Entourée de ses deux chats, une tasse de thé à la main et tirant sur sa cigarette, Ruchama Marton illustre à son corps défendant la fracture provoquée par BDS au sein de la gauche et des activistes israéliens. Nombre d’entre eux ne sont pas disposés à suivre BDS, qui leur rappelle trop le mouvement anti-apartheid des années 1970 et 1980 et leur renvoie une image difficile à accepter. Face à une société qui a définitivement basculé à droite depuis une douzaine d’années, et face à un gouvernement qui réduit toutes les argumentations à des slogans et n’hésite plus à aller chercher ses amis chez les antisémites, pour peu qu’ils soient nationalistes, cette gauche qui militait autrefois pour la paix est désormais désemparée et divisée. Ce n’était évidemment pas le but recherché par les militants BDS, mais c’est la réalité aujourd’hui.

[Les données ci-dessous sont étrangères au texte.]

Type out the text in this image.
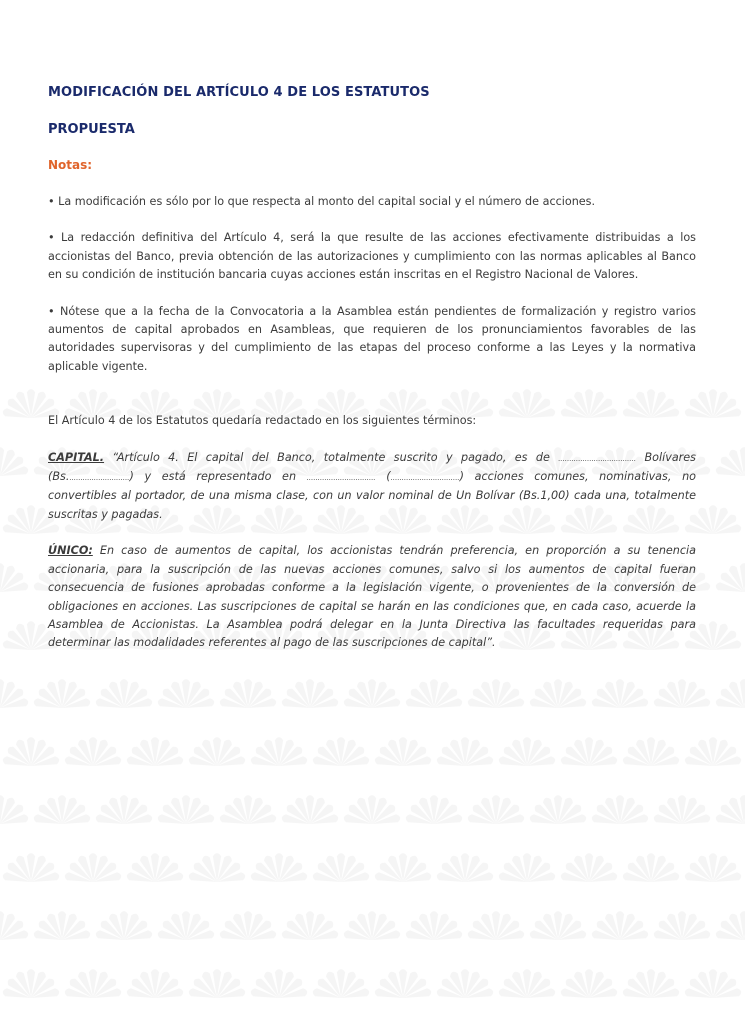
MODIFICACIÓN DEL ARTÍCULO 4 DE LOS ESTATUTOS
PROPUESTA
Notas:

• La modificación es sólo por lo que respecta al monto del capital social y el número de acciones.

• La redacción definitiva del Artículo 4, será la que resulte de las acciones efectivamente distribuidas a los accionistas del Banco, previa obtención de las autorizaciones y cumplimiento con las normas aplicables al Banco en su condición de institución bancaria cuyas acciones están inscritas en el Registro Nacional de Valores.

• Nótese que a la fecha de la Convocatoria a la Asamblea están pendientes de formalización y registro varios aumentos de capital aprobados en Asambleas, que requieren de los pronunciamientos favorables de las autoridades supervisoras y del cumplimiento de las etapas del proceso conforme a las Leyes y la normativa aplicable vigente.

El Artículo 4 de los Estatutos quedaría redactado en los siguientes términos:

CAPITAL. “Artículo 4. El capital del Banco, totalmente suscrito y pagado, es de ................................... Bolívares (Bs............................) y está representado en ............................... (...............................) acciones comunes, nominativas, no convertibles al portador, de una misma clase, con un valor nominal de Un Bolívar (Bs.1,00) cada una, totalmente suscritas y pagadas.

ÚNICO: En caso de aumentos de capital, los accionistas tendrán preferencia, en proporción a su tenencia accionaria, para la suscripción de las nuevas acciones comunes, salvo si los aumentos de capital fueran consecuencia de fusiones aprobadas conforme a la legislación vigente, o provenientes de la conversión de obligaciones en acciones. Las suscripciones de capital se harán en las condiciones que, en cada caso, acuerde la Asamblea de Accionistas. La Asamblea podrá delegar en la Junta Directiva las facultades requeridas para determinar las modalidades referentes al pago de las suscripciones de capital”.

Comme un sparadrap dont on n’arrive pas à se débarrasser, la campagne BDS va de nouveau donner le tournis à Israël en 2019, notamment à l’occasion d’un événement qui prête d’ordinaire plus à sourire : le concours de l’Eurovision. Le dernier vainqueur en date étant la chanteuse israélienne Netta, son pays sera donc en mai l’hôte de la prochaine édition. La joie sincère qui s’est emparée d’Israël lorsqu’elle a remporté le trophée a immédiatement fait place à la politique. Car le ministre de la culture a d’abord voulu organiser l’événement à Jérusalem, avant de reculer devant le risque de désistements, étant donné le statut contesté de la ville. Du coup, les festivités se tiendront à Tel-Aviv, mais le mouvement BDS a d’ores et déjà entrepris de mettre la pression sur l’organisme européen de diffusion (EBU), lui intimant de veiller au respect de ses propres règles.

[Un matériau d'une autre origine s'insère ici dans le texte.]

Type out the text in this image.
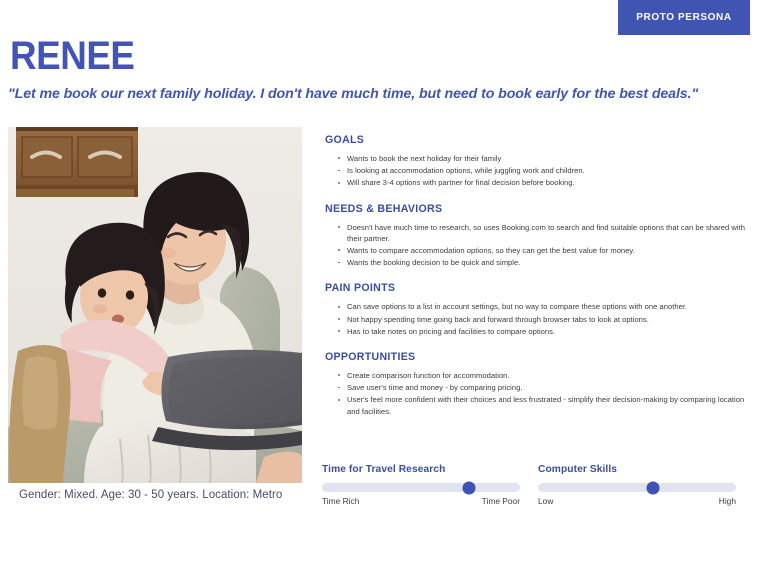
PROTO PERSONA
RENEE
"Let me book our next family holiday. I don't have much time, but need to book early for the best deals."
Gender: Mixed. Age: 30 - 50 years. Location: Metro
GOALS
Wants to book the next holiday for their family
Is looking at accommodation options, while juggling work and children.
Will share 3-4 options with partner for final decision before booking.
NEEDS & BEHAVIORS
Doesn't have much time to research, so uses Booking.com to search and find suitable options that can be shared with their partner.
Wants to compare accommodation options, so they can get the best value for money.
Wants the booking decision to be quick and simple.
PAIN POINTS
Can save options to a list in account settings, but no way to compare these options with one another.
Not happy spending time going back and forward through browser tabs to look at options.
Has to take notes on pricing and facilities to compare options.
OPPORTUNITIES
Create comparison function for accommodation.
Save user's time and money - by comparing pricing.
User's feel more confident with their choices and less frustrated - simplify their decision-making by comparing location and facilities.
Time for Travel Research
Time Rich	Time Poor
Computer Skills
Low	High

En effet, la possibilité que des spectateurs de l’Eurovision puissent être interdits d’entrée sur le territoire en raison de leurs opinions politiques existe, en raison de la loi déjà mentionnée, ce qui contreviendrait aux règles de l’EBU. De même que la question complexe du partage des fréquences entre Israël et les territoires occupés, car la charte de diffusion de l’EBU stipule que tout le monde puisse avoir accès au même contenu. « Nous ne nous faisons pas d’illusion, nous ne parviendrons pas à faire annuler la tenue de l’Eurovision en Israël , concède Omar Barghouti. Mais nous allons en profiter pour faire du battage et élever le prix de la complicité. »

Contre l’Afrique du Sud, une des campagnes les plus médiatiques et les plus réussies, menée entre autres par Steve van Zandt, le guitariste de Bruce Springsteen, fut celle qui appelait les musiciens à refuser de se produire à Sun City, le plus célèbre centre de loisirs du pays. Reprise par la chaîne musicale MTV à l’époque, elle avait touché une partie de la jeunesse américaine et européenne, et Nelson Mandela, une fois libéré, s’était félicité de son impact. Même en chanson, BDS mine doucement Israël.